Agenda sidang kali ini adalah pembacaan eksepsi oleh penasihat hukum terdakwa, Bembi Adisaputra.
Sidang dipimpin majelis hakim yang diketuai Pitriadi SH MH, serta dihadiri Jaksa Penuntut Umum (JPU) Kejari Empat Lawang.
Eksepsi dibacakan secara bergantian oleh tim penasihat hukum terdakwa, H. Amirul Husni SH dan Dr. Saipuddin Zahri SH MH.
Dalam eksepsinya, Amirul Husni menilai surat dakwaan JPU kabur (obscuur libel) karena tidak memenuhi unsur uraian yang cermat, jelas, dan lengkap sebagaimana diwajibkan Pasal 143 ayat (2) huruf b KUHAP.
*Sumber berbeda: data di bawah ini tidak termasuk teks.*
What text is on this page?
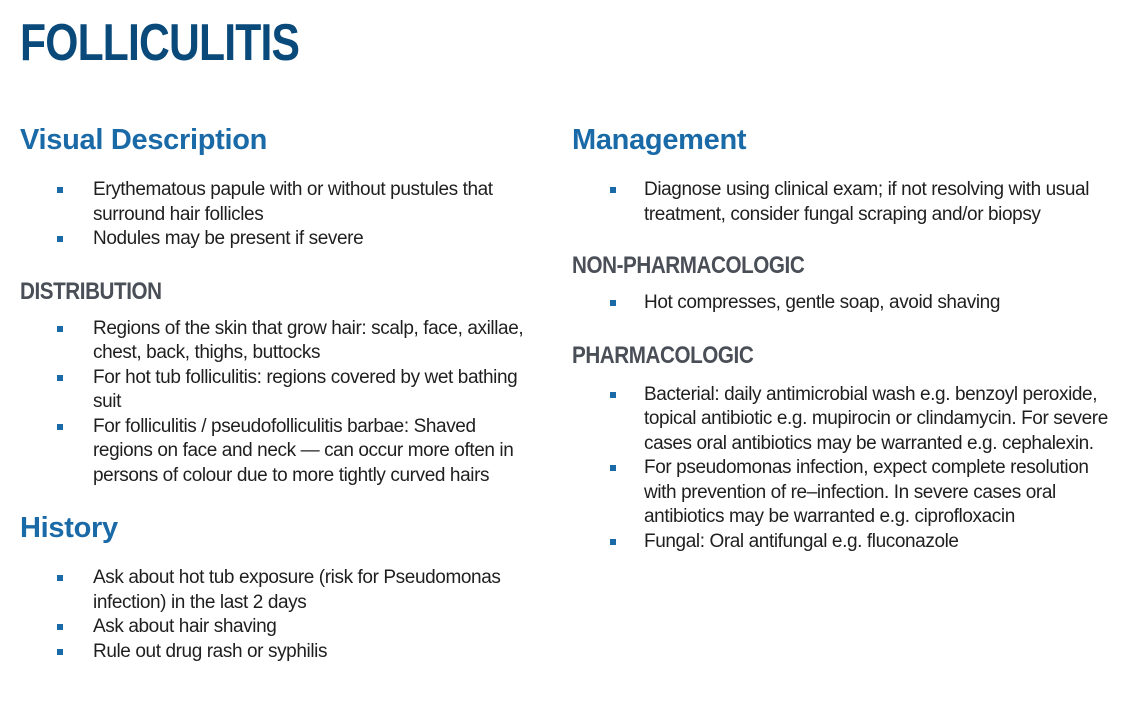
FOLLICULITIS
Visual Description
Erythematous papule with or without pustules that surround hair follicles
Nodules may be present if severe
DISTRIBUTION
Regions of the skin that grow hair: scalp, face, axillae, chest, back, thighs, buttocks
For hot tub folliculitis: regions covered by wet bathing suit
For folliculitis / pseudofolliculitis barbae: Shaved regions on face and neck — can occur more often in persons of colour due to more tightly curved hairs
History
Ask about hot tub exposure (risk for Pseudomonas infection) in the last 2 days
Ask about hair shaving
Rule out drug rash or syphilis
Management
Diagnose using clinical exam; if not resolving with usual treatment, consider fungal scraping and/or biopsy
NON-PHARMACOLOGIC
Hot compresses, gentle soap, avoid shaving
PHARMACOLOGIC
Bacterial: daily antimicrobial wash e.g. benzoyl peroxide, topical antibiotic e.g. mupirocin or clindamycin. For severe cases oral antibiotics may be warranted e.g. cephalexin.
For pseudomonas infection, expect complete resolution with prevention of re–infection. In severe cases oral antibiotics may be warranted e.g. ciprofloxacin
Fungal: Oral antifungal e.g. fluconazole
Ia menyoroti bahwa dalam dakwaan primair, subsidair, dan lebih subsidair, JPU mencantumkan nilai dugaan kerugian atau keuntungan yang diduga diterima oleh tiga orang—Bembi Adisaputra, Afrizal SP bin M. Nuh, dan Fauzan Khoiri AP MM—secara kumulatif sebesar Rp 1.051.064.800. Namun, dakwaan tidak menjelaskan secara rinci jumlah yang diterima masing-masing. Sementara terhadap saksi lain, seperti Norman Saputra, Jancik, dan Vonny Sumantri, JPU justru merinci jumlah nominal secara jelas.
Menurut Amirul, ketidakjelasan tersebut berpotensi menimbulkan persoalan dalam penerapan pidana uang pengganti sesuai Pasal 18 ayat (1) huruf b UU Tipikor, mengingat hukum tipikor tidak mengenal konsep tanggung renteng. Karena itu, menurut tim penasihat hukum, dakwaan semestinya memuat rincian penerimaan masing-masing pihak.
Penasihat hukum juga mempersoalkan struktur dakwaan yang disusun secara subsider.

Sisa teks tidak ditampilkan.